Baseband transmission occupies spectrum from near-DC upward — 100BASE-TX uses 125 Mbaud NRZ over Cat5e cable with a bandwidth of ~62.5 MHz. Passband moves the signal: GSM shifts a 200 kHz GMSK baseband channel to 935–960 MHz for the downlink. Baseband works only over channels that pass low frequencies (twisted pair, coax); a wireless channel is inherently a bandpass medium and rejects DC. LTE uses OFDM, which is a passband technique combining thousands of baseband-like subcarriers at 15 kHz spacing centred on an RF carrier.

When to use Baseband

Use baseband transmission on guided, short-distance links where the channel passes DC and low frequencies — Ethernet over Cat6 cable inside a building is the clearest example, reaching 1 Gbps over 100 m.

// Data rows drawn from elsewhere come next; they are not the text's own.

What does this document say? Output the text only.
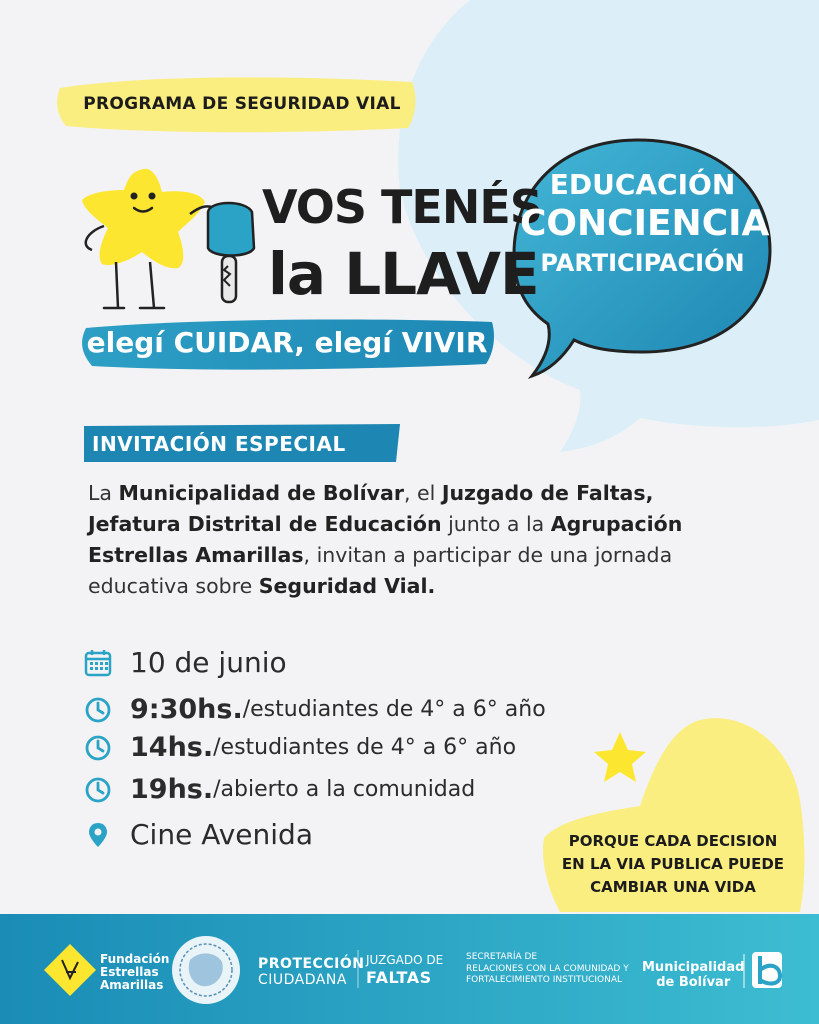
PROGRAMA DE SEGURIDAD VIAL
VOS TENÉS
la LLAVE
elegí CUIDAR, elegí VIVIR
EDUCACIÓN
CONCIENCIA
PARTICIPACIÓN
INVITACIÓN ESPECIAL
La Municipalidad de Bolívar, el Juzgado de Faltas,
Jefatura Distrital de Educación junto a la Agrupación
Estrellas Amarillas, invitan a participar de una jornada
educativa sobre Seguridad Vial.
10 de junio
9:30hs. /estudiantes de 4° a 6° año
14hs. /estudiantes de 4° a 6° año
19hs. /abierto a la comunidad
Cine Avenida	PORQUE CADA DECISION
EN LA VIA PUBLICA PUEDE
CAMBIAR UNA VIDA
Fundación
Estrellas
Amarillas
PROTECCIÓN
CIUDADANA
JUZGADO DE
FALTAS
SECRETARÍA DE
RELACIONES CON LA COMUNIDAD Y
FORTALECIMIENTO INSTITUCIONAL
Municipalidad
de Bolívar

When to use Passband Transmission

Use passband transmission over wireless or long-haul links where the channel is a bandpass medium — GSM at 900 MHz or 4G LTE at 1800 MHz are standard examples where modulation onto a carrier is mandatory.

Recommendation

For exam problems on data transmission, identify the channel first: if it is a cable or fibre LAN question, work with baseband and line codes; if it is a wireless or satellite link question, move to passband and choose a modulation scheme like QPSK or QAM.

Exam tip: Examiners test Nyquist bandwidth: for a baseband channel of bandwidth B Hz, maximum symbol rate is 2B symbols/s — know this number and apply it before adding modulation in passband problems.

Interview tip: Interviewers at companies like Qualcomm or TCS digital ask you to explain why Wi-Fi cannot use baseband — answer clearly: the air medium is a bandpass channel and antennas are resonant at specific RF frequencies, not at baseband.